Type 4: The Pump & Dumpers (The Manipulators)
They earn money by artificially pumping up the market price. After the price hike, they then profit from dumping or selling at a higher market rate. This is a widespread practice in many cryptocurrency groups, and it needs to be eliminated altogether.
These types of traders often manipulate the market and make impulsive decisions when they get the opportunity to earn money. Although this practice is illegal in most countries around the world, pumpers are still prevalent in crypto trading.
Type 5: HODL
HODL stands for Hold On for Dear Life. They trade in the long-term (daily to weekly) and do not engage in any pump-and-dump activities when the market is bullish or bearish.
Type 6: The Impulsive
These traders gamble in the market. They make decisions quickly, making considerable profits in a very short time.

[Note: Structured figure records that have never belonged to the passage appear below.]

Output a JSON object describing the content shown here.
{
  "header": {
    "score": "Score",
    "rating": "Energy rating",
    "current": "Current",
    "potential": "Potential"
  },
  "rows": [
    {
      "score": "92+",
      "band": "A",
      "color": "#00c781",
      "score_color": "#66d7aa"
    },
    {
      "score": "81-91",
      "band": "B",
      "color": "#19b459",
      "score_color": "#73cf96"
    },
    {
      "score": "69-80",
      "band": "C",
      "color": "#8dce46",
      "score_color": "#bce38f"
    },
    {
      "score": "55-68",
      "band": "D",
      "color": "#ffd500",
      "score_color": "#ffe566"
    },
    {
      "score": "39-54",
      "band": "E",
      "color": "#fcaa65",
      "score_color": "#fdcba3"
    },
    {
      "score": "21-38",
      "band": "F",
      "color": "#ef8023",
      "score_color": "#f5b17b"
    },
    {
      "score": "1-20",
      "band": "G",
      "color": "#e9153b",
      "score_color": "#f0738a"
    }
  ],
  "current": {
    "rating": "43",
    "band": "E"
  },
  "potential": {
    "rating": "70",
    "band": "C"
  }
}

They frequently trade during the bullish market and resort to short-term trading to make big money when there is a chance of a crash.
Type 7: The Macro Traders
They trade on a long-term basis and hold their coins for an extended period. They only move when they read about major news events, or you can describe it as “macro-trading” in crypto markets.
Which Type Of Trader Are You?
Crypto trading is a never-ending cycle of making profits and losing money. If you find yourself asking the questions above, it may be helpful to categorize yourself into a specific type of trader and figure out which method will work best for you.